Building the container

This step is very easy to do, but may take a very long time to finish. Just run the following command:

$ docker build --rm -t docker-jupyter-extensible .

and then go have a meal or do something else and come back after a while.

Fixing file permissions

A common problem when mounting a folder from the host inside the container is that the file owners often do not match, so you end up either not able to access the folder or having it read-only. To fix that, we need to set up the user and group used inside the container to have the same id numbers as the user and group you are using on the host. It may sound complicated, but with those images it is really easy to do.

Just create a file named .env by running the following command:

$ printf "UID=$(id -u)\nGID=$(id -g)\n" > .env

This will allow you to use the notebooks folder both inside and outside the container.

Running the container

We are good to go! Every time you want to start Jupyter, just run the container with the command:

$ docker-compose up

You should see the messages from the container in the terminal. If everything goes right, you should see a link starting with that also contains an access token. Open this link on a browser to use Jupyter Notebook. If you want to use Jupyter Lab instead, just change the beginning of the URL to, but keep everything after it, including the access token.

Terminal screen showing the output of starting the Jupyter container.

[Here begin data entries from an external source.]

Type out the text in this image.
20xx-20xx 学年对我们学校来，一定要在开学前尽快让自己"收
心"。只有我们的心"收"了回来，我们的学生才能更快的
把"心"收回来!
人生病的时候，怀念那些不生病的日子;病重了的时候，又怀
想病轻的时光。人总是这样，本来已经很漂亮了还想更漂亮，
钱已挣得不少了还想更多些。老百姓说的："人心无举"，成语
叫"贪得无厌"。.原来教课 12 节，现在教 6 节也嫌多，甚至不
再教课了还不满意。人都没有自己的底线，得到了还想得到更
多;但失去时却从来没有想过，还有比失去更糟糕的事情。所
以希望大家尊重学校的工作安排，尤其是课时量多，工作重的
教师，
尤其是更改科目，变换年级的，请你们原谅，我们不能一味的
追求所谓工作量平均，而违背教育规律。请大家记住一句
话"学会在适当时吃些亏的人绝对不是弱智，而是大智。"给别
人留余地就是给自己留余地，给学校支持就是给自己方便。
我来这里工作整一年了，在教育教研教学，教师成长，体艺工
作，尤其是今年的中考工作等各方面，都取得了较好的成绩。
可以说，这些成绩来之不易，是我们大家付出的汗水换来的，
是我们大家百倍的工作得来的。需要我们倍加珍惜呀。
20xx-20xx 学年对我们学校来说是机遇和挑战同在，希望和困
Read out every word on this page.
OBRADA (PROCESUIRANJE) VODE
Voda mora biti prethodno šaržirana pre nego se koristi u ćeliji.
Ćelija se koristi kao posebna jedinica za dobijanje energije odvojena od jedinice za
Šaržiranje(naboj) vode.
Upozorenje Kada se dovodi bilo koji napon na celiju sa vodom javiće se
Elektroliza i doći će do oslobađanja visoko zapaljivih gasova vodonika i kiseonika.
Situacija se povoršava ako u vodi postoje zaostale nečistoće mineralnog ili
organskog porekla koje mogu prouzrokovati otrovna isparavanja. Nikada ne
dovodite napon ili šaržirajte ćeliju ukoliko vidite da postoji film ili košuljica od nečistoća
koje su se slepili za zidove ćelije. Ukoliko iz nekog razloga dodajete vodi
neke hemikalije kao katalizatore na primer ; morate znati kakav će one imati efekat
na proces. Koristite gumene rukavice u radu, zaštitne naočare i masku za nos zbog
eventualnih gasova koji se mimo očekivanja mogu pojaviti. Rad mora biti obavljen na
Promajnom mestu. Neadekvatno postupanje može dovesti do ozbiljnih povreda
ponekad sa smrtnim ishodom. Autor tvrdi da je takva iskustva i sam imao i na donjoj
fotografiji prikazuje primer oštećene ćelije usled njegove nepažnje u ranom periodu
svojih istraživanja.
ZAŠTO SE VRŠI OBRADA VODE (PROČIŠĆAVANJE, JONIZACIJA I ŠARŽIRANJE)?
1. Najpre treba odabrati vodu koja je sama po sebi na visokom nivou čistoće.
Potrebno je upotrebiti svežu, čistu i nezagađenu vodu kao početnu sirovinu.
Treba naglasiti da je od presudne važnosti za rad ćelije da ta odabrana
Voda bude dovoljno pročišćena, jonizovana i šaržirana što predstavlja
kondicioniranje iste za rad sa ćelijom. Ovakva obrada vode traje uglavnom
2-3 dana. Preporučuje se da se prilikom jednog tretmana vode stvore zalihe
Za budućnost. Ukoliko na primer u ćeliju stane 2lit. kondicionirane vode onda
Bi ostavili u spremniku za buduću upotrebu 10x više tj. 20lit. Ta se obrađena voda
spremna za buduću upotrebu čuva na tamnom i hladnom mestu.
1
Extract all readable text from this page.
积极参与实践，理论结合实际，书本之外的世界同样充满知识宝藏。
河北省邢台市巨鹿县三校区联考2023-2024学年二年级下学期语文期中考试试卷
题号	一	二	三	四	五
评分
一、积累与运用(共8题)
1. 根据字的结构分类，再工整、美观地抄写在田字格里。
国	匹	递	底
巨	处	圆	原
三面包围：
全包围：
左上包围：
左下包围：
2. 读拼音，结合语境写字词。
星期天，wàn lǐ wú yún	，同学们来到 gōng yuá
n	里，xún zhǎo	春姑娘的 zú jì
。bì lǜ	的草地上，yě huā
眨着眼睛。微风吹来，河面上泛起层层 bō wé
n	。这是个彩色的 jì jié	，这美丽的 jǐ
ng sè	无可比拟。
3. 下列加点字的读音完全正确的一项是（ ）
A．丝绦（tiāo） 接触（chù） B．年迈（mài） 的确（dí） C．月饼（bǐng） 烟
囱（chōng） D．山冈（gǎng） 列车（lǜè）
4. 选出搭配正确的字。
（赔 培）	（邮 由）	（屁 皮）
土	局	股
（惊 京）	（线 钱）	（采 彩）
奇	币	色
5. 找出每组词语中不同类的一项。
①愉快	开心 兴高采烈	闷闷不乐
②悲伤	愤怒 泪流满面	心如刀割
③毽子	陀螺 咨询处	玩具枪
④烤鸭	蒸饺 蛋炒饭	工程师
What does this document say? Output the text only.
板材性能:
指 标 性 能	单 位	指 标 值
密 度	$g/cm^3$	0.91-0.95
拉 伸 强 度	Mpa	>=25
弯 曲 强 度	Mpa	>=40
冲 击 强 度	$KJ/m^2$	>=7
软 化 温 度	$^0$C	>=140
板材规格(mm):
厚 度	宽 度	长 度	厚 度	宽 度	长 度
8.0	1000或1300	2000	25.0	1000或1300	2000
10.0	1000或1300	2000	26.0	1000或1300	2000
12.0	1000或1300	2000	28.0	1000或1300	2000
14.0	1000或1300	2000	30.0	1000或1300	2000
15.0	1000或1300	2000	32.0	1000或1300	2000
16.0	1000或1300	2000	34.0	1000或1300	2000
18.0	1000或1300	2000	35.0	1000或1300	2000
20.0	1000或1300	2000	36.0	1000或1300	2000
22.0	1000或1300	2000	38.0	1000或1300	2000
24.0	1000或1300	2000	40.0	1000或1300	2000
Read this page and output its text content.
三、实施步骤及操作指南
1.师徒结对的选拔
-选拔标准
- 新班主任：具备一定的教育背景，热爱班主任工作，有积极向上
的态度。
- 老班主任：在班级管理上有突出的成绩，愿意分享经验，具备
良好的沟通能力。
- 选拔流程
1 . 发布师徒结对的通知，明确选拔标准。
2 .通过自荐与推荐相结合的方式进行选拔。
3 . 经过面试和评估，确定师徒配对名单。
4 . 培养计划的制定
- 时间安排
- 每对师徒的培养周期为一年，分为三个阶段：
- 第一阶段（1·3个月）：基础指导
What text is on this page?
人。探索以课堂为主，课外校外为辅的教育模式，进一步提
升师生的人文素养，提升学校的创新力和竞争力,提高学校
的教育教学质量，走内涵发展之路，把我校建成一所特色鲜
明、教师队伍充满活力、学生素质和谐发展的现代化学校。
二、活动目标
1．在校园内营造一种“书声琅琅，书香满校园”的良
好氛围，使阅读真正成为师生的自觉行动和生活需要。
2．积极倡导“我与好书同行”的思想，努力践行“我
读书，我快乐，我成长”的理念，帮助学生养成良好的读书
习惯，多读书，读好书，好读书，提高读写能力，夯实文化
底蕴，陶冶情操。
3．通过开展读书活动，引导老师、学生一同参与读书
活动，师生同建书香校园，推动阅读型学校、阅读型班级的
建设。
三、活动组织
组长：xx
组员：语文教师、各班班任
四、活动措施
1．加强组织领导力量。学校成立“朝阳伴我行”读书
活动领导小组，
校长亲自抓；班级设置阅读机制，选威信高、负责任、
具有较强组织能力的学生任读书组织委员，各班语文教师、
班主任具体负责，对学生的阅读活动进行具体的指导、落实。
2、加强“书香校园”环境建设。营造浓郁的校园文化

The output of the terminal when starting the container shows the URL and token for opening Jupyter Lab and Jupyter Notebook in the browser.

To check that the packages have been properly installed and configured, just open a new notebook and import them. See, for instance, Plotly Express:

A browser window with Jupyter lab running Plotly Express.

A chart example from Plotly Express running inside our new Docker container.

Now have fun with your new Jupyter Lab or Jupyter Notebook!

If later you want to add some new packages, just go back to the “choose your packages” step, make your desired changes and follow from there, building the container again.